Auprès des gymnosophistes, Démocrite digéra toute la science qu’il avait accumulée au cours de son voyage. Et quand il se sentit capable d’élaborer son propre système et il regagna la Grèce.
Les nautes qui écoutaient attentivement les récits Démocrite, nous firent observer que nous avions bien fait d’emprunter la voie fluviale : elle était bien moins contrôlée que les routes, où sévissaient les bandes criminelles de Lepenus et la Milice, toute deux menant leur propre chasse aux métèques. Cette précaution était d’autant plus sage, que la politique anti-métèque de Sarkominus trouvait une nouvelle ampleur, à la suite à de circonstances que rapporterais plus loin.
« - Dans l’avenir, m’affirma Démocrite, les nations seront partagées entre celles qui auront appris à nouer des alliances et celles qui s’enfermeront dans la nostalgie de leur puissance passée. C’est bien pourquoi, la question métèque sera bientôt la grande question. Il y aura les nations qui les accueilleront pour en faire leurs intercesseurs auprès de leurs alliés et celles qui les chasseront en les tenant pour responsables de leur déclin. Car tous les métèques ont vocation à devenir des intercesseurs. »
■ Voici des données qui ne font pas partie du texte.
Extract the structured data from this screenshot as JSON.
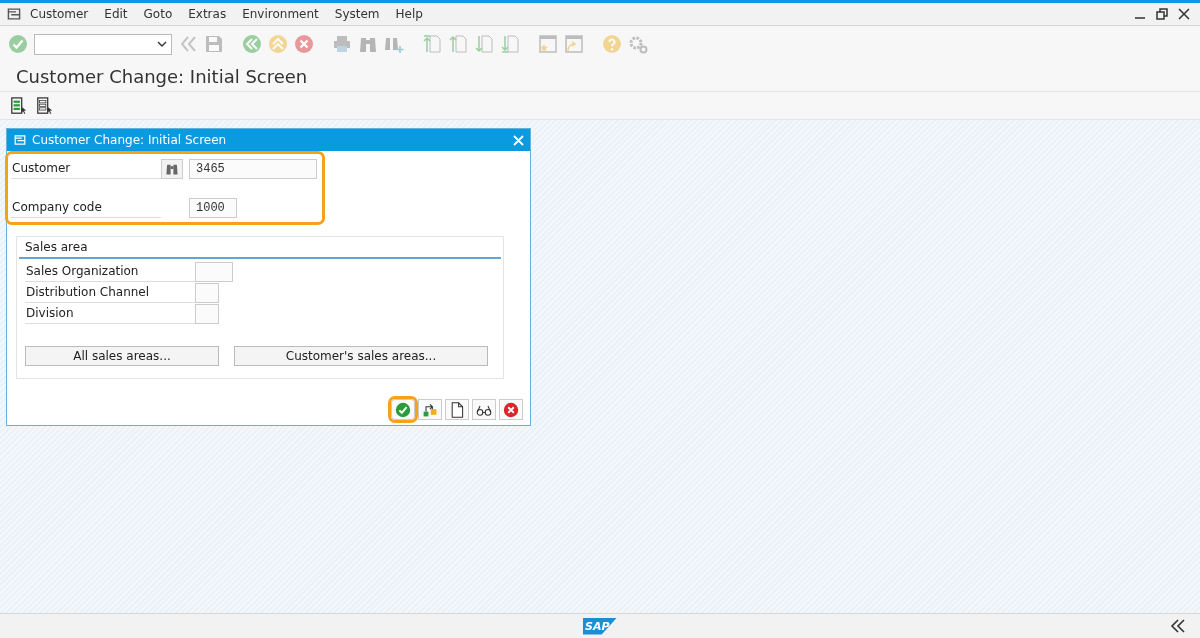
{
  "menu": [
    {
      "label": "Customer"
    },
    {
      "label": "Edit"
    },
    {
      "label": "Goto"
    },
    {
      "label": "Extras"
    },
    {
      "label": "Environment"
    },
    {
      "label": "System"
    },
    {
      "label": "Help"
    }
  ],
  "toolbar": [
    {
      "kind": "enter",
      "disabled": true
    },
    {
      "kind": "command-field"
    },
    {
      "kind": "back-arrows",
      "disabled": true
    },
    {
      "kind": "save",
      "disabled": true
    },
    {
      "kind": "back",
      "disabled": true
    },
    {
      "kind": "exit",
      "disabled": true
    },
    {
      "kind": "cancel",
      "disabled": true
    },
    {
      "kind": "print",
      "disabled": true
    },
    {
      "kind": "find",
      "disabled": true
    },
    {
      "kind": "find-next",
      "disabled": true
    },
    {
      "kind": "first-page",
      "disabled": true
    },
    {
      "kind": "previous-page",
      "disabled": true
    },
    {
      "kind": "next-page",
      "disabled": true
    },
    {
      "kind": "last-page",
      "disabled": true
    },
    {
      "kind": "new-session",
      "disabled": true
    },
    {
      "kind": "shortcut",
      "disabled": true
    },
    {
      "kind": "help",
      "disabled": true
    },
    {
      "kind": "settings",
      "disabled": true
    }
  ],
  "screen_title": "Customer Change: Initial Screen",
  "app_toolbar": [
    {
      "kind": "list-select"
    },
    {
      "kind": "list-select-outline"
    }
  ],
  "dialog": {
    "title": "Customer Change: Initial Screen",
    "key_fields": {
      "highlighted": true,
      "fields": [
        {
          "label": "Customer",
          "value": "3465",
          "search_help": true
        },
        {
          "label": "Company code",
          "value": "1000",
          "search_help": false
        }
      ]
    },
    "sales_area": {
      "title": "Sales area",
      "fields": [
        {
          "label": "Sales Organization"
        },
        {
          "label": "Distribution Channel"
        },
        {
          "label": "Division"
        }
      ],
      "buttons": [
        {
          "label": "All sales areas..."
        },
        {
          "label": "Customer's sales areas..."
        }
      ]
    },
    "buttons": [
      {
        "kind": "enter",
        "highlighted": true
      },
      {
        "kind": "hierarchy",
        "highlighted": false
      },
      {
        "kind": "new",
        "highlighted": false
      },
      {
        "kind": "display",
        "highlighted": false
      },
      {
        "kind": "cancel",
        "highlighted": false
      }
    ]
  },
  "status_bar": {
    "logo": "SAP"
  }
}
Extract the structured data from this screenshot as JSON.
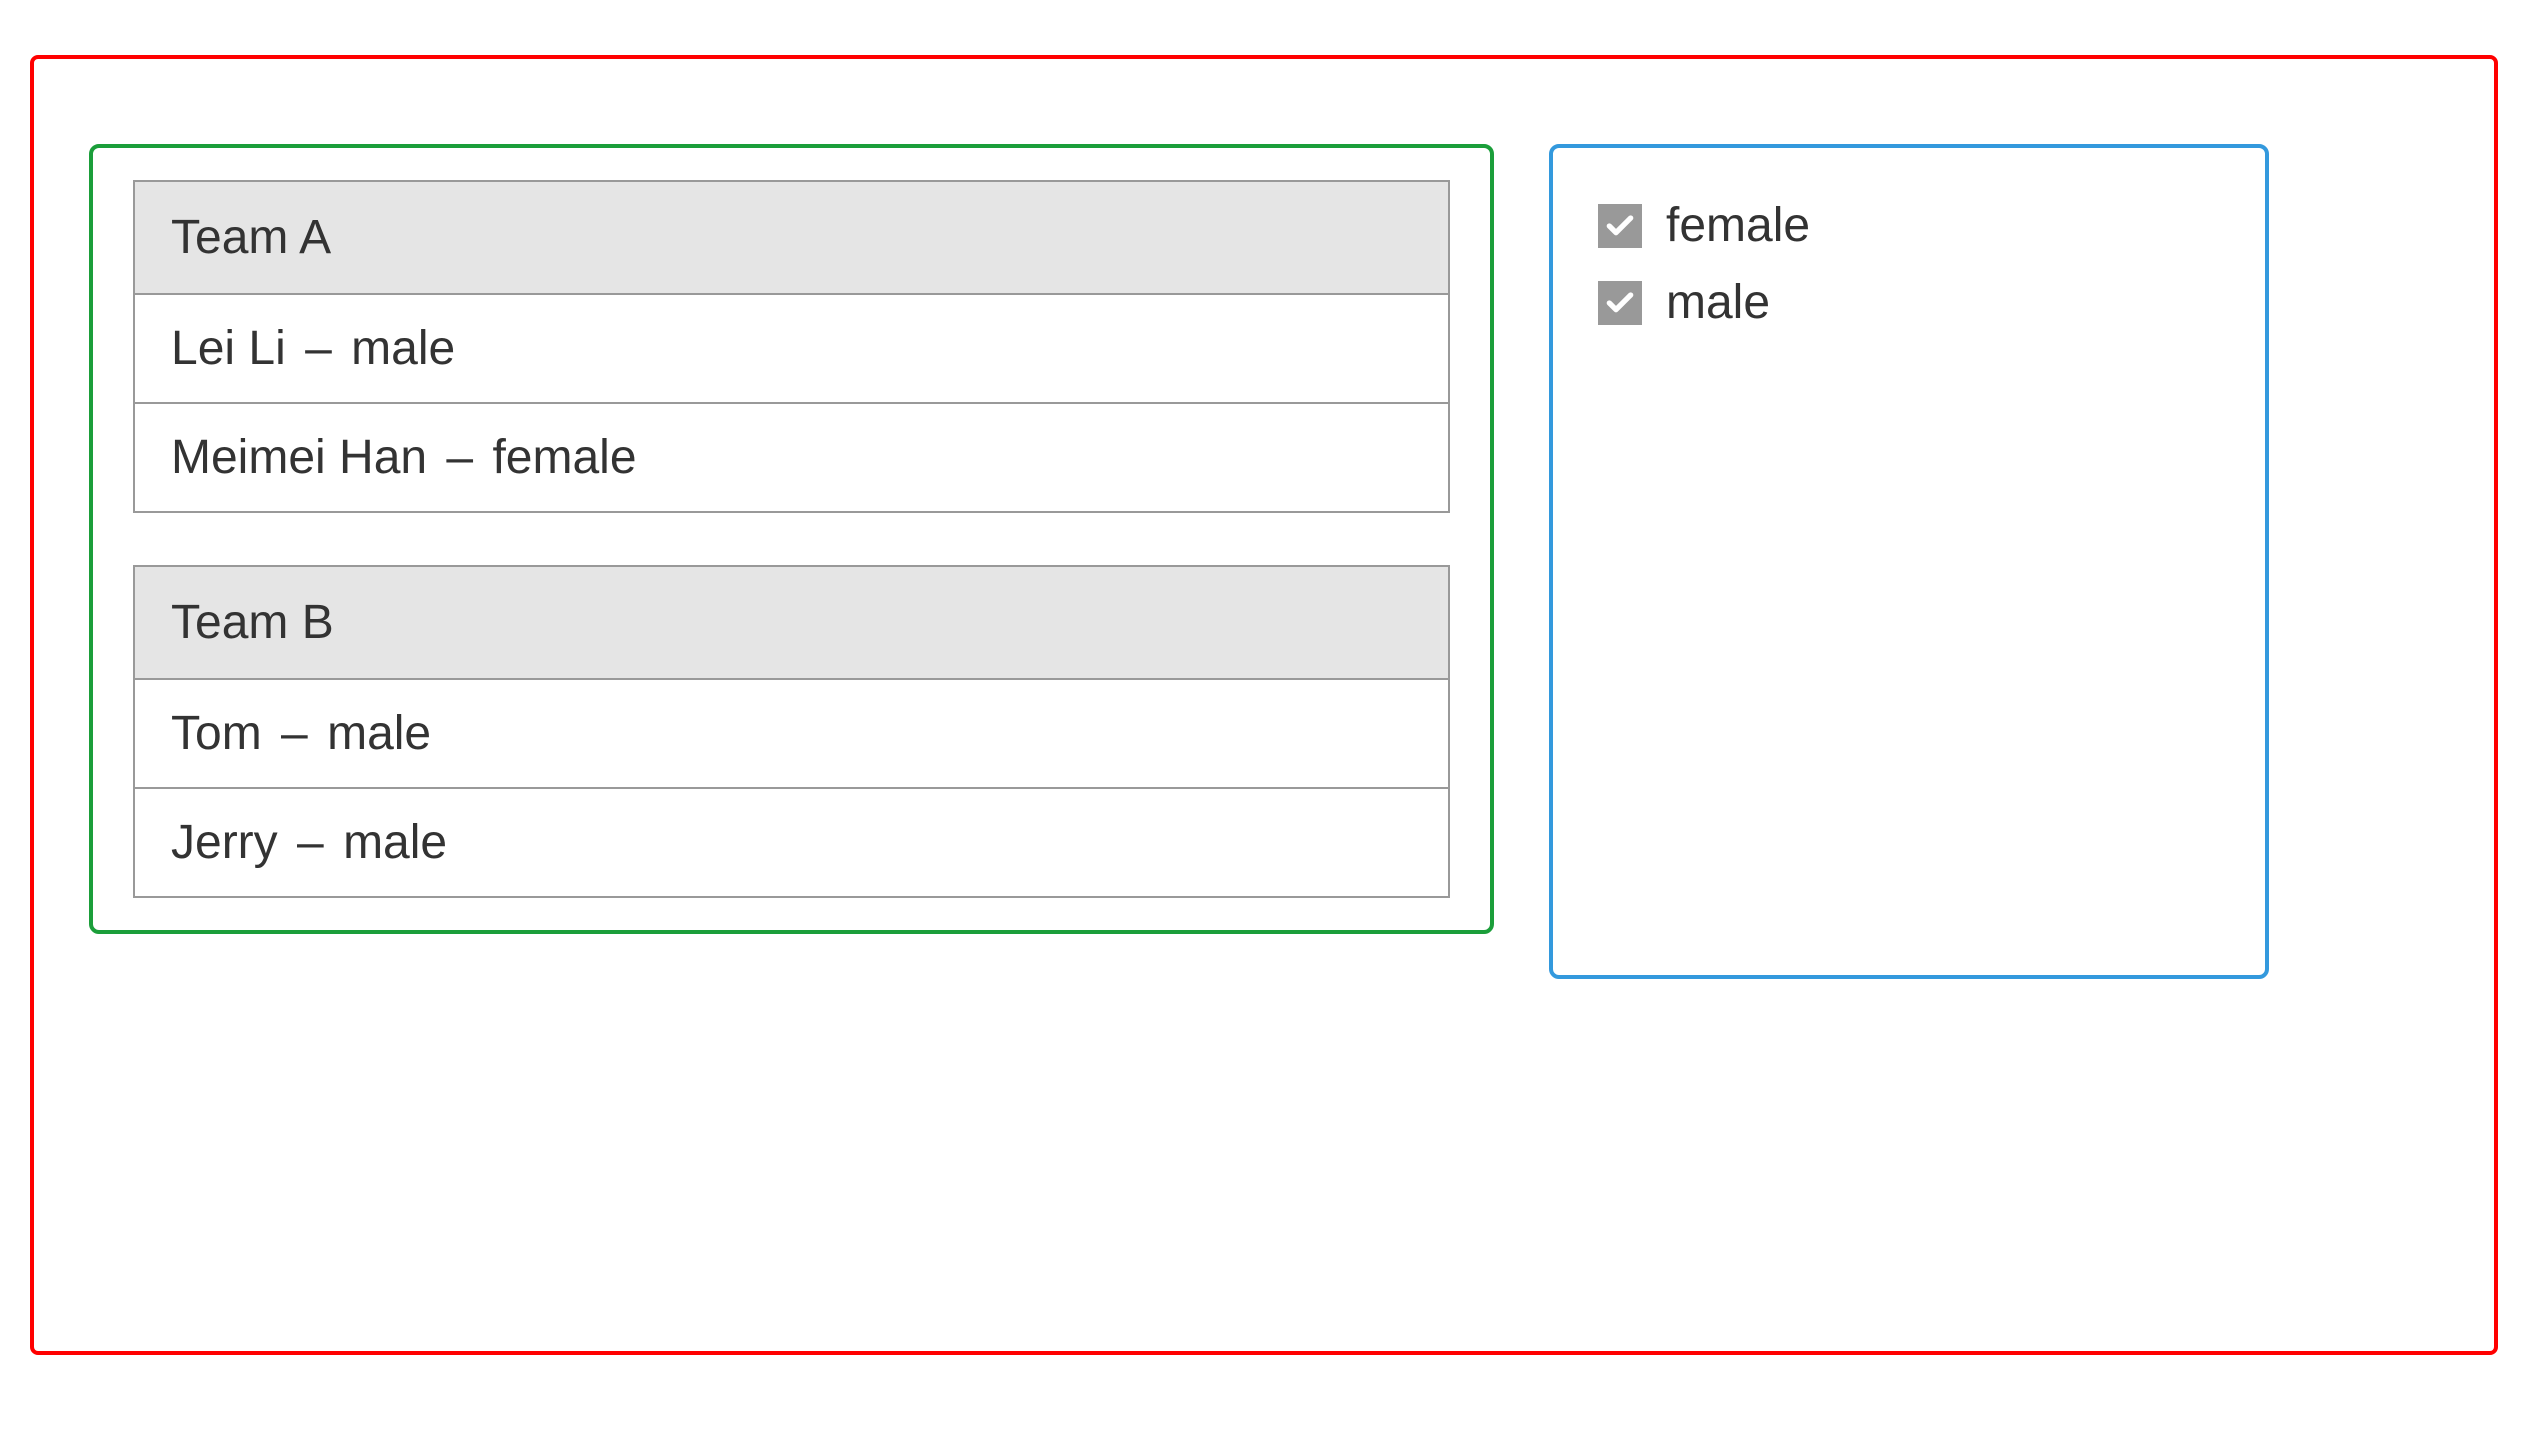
{
  "separator": "–",
  "teams": [
    {
      "name": "Team A",
      "members": [
        {
          "name": "Lei Li",
          "gender": "male"
        },
        {
          "name": "Meimei Han",
          "gender": "female"
        }
      ]
    },
    {
      "name": "Team B",
      "members": [
        {
          "name": "Tom",
          "gender": "male"
        },
        {
          "name": "Jerry",
          "gender": "male"
        }
      ]
    }
  ],
  "filters": [
    {
      "label": "female",
      "checked": true
    },
    {
      "label": "male",
      "checked": true
    }
  ]
}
2. Où Protagoras insère une parenthèse philosophique dans son journal de jeunesse, que le lecteur pourra sauter
[J’insère ici une parenthèse philosophique, que le lecteur pourra sauter, car, rétrospectivement, la dette de Démocrite envers l’Orient me paraît à la fois évidente et considérable.
Démocrite me raconta qu’au cours de ses voyages en Orient, il avait vu fort peu de troupeaux et que les animaux y bénéficiaient d’une considération sans égale, que les paysans s’abstenaient bien souvent de les faire travailler et que nombreux étaient ceux qui refusaient de les manger. L’Asie était le domaine des Paysans. L’Occident, sous la férule d’une ploutocratie qui spoliait les terres des petits paysans et préférait acheter le blé en Egypte plutôt que de le cultiver, avait créé d’immenses domaines livrés aux bêtes d’élevage.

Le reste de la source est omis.